In ancient times, there was a bandit named Yiphtah. A son of a Jewish father by concubine, he fled the family house and started a highly successful gang. At one point, Amonites issued ultimatum to his paternal tribe of Gilead: give us back our land which Jews have occupied and let’s live in peace – otherwise, war. Exactly the Israel’s choice now. Yiphtah offered several political justifications for holding onto the land, notably the expired statute of limitations, but recognizing the weakness of his arguments, finally resorted to a foolproof argument: whatever land God gave us will remain ours. Not because we have conquered this land, but because God gave it to us. In the logic terms, Yiphtah argued from the authority, the ultimate authority in this case. He went to war and won it. So it is today: whether the West Bank is liberated or occupied, Jewish rights there are open to legal debate. If God gave Judea to Jews in 1967, the argument is closed.
Religion cements Jewish identity like nothing else. Children of the most prominent Zionist patriots assimilated, but grandchildren of religious Jews remain Jewish.

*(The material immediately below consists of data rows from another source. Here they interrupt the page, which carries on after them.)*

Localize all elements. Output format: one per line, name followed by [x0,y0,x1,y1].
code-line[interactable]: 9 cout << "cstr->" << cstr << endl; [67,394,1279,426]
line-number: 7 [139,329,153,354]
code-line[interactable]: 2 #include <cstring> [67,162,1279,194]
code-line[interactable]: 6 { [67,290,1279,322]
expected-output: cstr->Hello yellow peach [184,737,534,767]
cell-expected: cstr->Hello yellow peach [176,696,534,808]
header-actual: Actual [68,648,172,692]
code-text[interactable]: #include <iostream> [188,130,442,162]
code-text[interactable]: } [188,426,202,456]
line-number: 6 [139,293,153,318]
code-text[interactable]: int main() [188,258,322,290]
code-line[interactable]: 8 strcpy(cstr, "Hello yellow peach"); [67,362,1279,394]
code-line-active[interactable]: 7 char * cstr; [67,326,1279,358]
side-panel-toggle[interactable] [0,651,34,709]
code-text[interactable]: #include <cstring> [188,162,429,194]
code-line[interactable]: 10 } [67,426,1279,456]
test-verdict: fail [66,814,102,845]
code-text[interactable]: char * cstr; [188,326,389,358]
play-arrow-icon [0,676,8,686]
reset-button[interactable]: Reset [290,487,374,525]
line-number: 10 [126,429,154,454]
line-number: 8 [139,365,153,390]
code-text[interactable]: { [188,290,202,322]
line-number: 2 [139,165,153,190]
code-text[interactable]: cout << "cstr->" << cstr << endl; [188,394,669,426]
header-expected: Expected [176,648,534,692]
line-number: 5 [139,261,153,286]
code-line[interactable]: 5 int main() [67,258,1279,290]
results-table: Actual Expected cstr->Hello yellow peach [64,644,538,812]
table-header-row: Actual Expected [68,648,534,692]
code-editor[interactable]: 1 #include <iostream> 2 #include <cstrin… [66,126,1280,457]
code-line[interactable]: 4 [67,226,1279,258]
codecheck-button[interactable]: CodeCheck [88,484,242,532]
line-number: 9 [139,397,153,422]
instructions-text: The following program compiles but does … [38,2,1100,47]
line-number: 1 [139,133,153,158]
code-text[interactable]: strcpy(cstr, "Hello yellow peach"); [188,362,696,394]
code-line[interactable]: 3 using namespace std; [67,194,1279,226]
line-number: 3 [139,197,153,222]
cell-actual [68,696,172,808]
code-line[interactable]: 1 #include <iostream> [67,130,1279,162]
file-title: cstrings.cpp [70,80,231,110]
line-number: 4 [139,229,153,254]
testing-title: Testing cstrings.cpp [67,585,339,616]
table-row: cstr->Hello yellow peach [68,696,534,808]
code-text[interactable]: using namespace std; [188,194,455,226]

Perhaps a few people were convinced by the miracles which God performed for Israel: salvation from Holocaust, escape from the Russian holocaust in 1953, UN vote for Israel, subsequent military victories, Arafat’s refusal to accept the Barak’s offer of Jerusalem, etc, etc.
Myself, I was more than convinced in theism by many miracles, down to magic and witchcraft which I observed during my years of interest in the occult.

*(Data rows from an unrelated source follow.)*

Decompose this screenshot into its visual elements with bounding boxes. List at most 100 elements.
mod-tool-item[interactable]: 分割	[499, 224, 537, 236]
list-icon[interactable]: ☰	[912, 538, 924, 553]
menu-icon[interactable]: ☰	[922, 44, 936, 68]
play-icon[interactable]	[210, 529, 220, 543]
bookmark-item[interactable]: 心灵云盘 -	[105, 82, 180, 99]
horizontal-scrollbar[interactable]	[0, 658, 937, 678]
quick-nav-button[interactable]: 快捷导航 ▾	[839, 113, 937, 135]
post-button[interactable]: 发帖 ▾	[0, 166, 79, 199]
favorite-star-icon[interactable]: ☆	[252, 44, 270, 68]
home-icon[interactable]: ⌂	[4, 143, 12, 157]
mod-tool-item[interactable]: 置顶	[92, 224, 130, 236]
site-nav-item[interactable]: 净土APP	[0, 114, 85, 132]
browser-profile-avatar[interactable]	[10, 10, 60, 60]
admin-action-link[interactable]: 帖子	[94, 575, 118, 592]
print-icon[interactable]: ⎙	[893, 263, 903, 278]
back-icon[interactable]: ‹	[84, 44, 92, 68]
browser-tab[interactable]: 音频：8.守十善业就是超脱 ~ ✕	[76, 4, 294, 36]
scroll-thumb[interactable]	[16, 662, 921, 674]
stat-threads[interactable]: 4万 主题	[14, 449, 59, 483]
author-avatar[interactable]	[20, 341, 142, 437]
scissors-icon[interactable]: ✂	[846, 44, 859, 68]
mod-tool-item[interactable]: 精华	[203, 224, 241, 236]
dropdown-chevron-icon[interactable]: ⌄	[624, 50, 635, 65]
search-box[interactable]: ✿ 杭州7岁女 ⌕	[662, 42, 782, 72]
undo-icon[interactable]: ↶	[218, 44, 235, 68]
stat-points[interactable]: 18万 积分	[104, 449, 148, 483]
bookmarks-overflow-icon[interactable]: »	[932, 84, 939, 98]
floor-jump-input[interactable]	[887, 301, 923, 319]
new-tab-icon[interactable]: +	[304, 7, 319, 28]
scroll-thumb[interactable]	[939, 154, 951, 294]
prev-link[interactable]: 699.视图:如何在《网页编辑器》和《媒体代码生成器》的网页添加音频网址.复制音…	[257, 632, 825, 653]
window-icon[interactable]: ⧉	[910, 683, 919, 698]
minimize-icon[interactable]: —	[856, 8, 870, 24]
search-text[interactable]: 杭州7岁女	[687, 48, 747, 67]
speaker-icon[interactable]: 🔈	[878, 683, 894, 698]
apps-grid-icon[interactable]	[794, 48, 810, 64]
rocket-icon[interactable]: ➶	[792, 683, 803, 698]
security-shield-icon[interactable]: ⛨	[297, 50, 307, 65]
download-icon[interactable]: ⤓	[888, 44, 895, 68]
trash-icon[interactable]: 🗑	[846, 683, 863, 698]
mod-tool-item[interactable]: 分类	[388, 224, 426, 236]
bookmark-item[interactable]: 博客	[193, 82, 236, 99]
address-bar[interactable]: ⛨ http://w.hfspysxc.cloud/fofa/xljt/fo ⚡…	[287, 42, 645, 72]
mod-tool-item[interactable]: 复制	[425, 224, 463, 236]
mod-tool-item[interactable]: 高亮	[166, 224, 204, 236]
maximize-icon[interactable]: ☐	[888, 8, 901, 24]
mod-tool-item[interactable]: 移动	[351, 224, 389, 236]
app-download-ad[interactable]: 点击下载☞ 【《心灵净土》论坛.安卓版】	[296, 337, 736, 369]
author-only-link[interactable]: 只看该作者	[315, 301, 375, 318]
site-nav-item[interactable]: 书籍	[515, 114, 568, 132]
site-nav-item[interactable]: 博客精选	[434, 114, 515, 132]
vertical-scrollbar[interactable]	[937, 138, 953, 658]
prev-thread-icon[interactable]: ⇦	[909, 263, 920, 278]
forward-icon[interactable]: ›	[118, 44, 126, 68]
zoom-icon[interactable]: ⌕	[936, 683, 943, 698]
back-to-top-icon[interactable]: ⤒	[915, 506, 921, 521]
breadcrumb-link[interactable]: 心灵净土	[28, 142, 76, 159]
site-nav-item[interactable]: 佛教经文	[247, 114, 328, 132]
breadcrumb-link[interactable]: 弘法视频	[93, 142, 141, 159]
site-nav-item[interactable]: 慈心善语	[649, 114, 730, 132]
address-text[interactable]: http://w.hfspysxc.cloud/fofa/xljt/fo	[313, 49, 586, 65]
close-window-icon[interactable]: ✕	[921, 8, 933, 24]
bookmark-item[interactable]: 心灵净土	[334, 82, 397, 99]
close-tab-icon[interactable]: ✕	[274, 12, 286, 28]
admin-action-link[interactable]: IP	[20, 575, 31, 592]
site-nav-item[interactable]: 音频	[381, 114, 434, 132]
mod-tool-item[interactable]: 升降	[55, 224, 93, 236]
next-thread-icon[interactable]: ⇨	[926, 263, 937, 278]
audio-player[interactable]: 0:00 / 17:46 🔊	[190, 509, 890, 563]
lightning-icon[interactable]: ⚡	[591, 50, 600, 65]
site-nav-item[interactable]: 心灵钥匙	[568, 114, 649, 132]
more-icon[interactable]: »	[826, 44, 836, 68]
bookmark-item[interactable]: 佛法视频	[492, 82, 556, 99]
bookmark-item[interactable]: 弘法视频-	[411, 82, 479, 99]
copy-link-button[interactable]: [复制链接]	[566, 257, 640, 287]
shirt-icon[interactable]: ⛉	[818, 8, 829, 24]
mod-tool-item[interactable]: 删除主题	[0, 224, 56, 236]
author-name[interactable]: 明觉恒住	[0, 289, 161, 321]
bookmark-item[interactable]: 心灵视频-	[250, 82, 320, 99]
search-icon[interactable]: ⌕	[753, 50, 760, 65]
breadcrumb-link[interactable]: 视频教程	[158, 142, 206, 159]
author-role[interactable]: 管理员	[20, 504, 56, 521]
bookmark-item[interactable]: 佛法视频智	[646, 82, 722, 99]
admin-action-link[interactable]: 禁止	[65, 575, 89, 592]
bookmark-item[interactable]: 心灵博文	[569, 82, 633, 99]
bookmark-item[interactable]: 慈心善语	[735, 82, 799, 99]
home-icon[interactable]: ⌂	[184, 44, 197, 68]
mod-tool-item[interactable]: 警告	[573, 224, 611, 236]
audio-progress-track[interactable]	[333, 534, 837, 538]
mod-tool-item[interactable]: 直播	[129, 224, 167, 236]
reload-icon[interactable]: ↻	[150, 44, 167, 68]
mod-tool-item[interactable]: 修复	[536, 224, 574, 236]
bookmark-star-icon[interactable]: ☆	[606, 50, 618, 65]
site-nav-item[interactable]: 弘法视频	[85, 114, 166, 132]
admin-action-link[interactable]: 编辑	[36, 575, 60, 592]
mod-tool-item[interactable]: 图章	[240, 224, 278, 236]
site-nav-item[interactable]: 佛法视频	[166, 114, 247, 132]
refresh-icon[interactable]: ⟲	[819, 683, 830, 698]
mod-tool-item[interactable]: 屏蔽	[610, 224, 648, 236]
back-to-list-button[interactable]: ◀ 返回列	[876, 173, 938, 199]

Rational minds can come to the religion by properly studying Hebrew language. It is artificial, consciously designed rather than naturally evolved, as we can see from its mathematically precise grammar, the root cells, and other technical issues. Hardly a genius linguist went out of his cave on a sunny morning four thousand years ago and designed this wondrous language. The Hebrew they teach you in Israeli schools is an abominable slang.
The Torah lays out an astonishingly coherent moral and political theory (see my, The Ethics of Free Society). I’ve studied political philosophy and other religions, and none of them comes close to the Torah in coherence and subtlety. I know many editors, and Torah is not a product of editors; its meticulous wisdom, where disparate statements reinforce each other and never contradict, is beyond humans.
And on the top of it, the Pascal’s wager seems reasonable: Live as if God exists for if he doesn’t you lose nothing.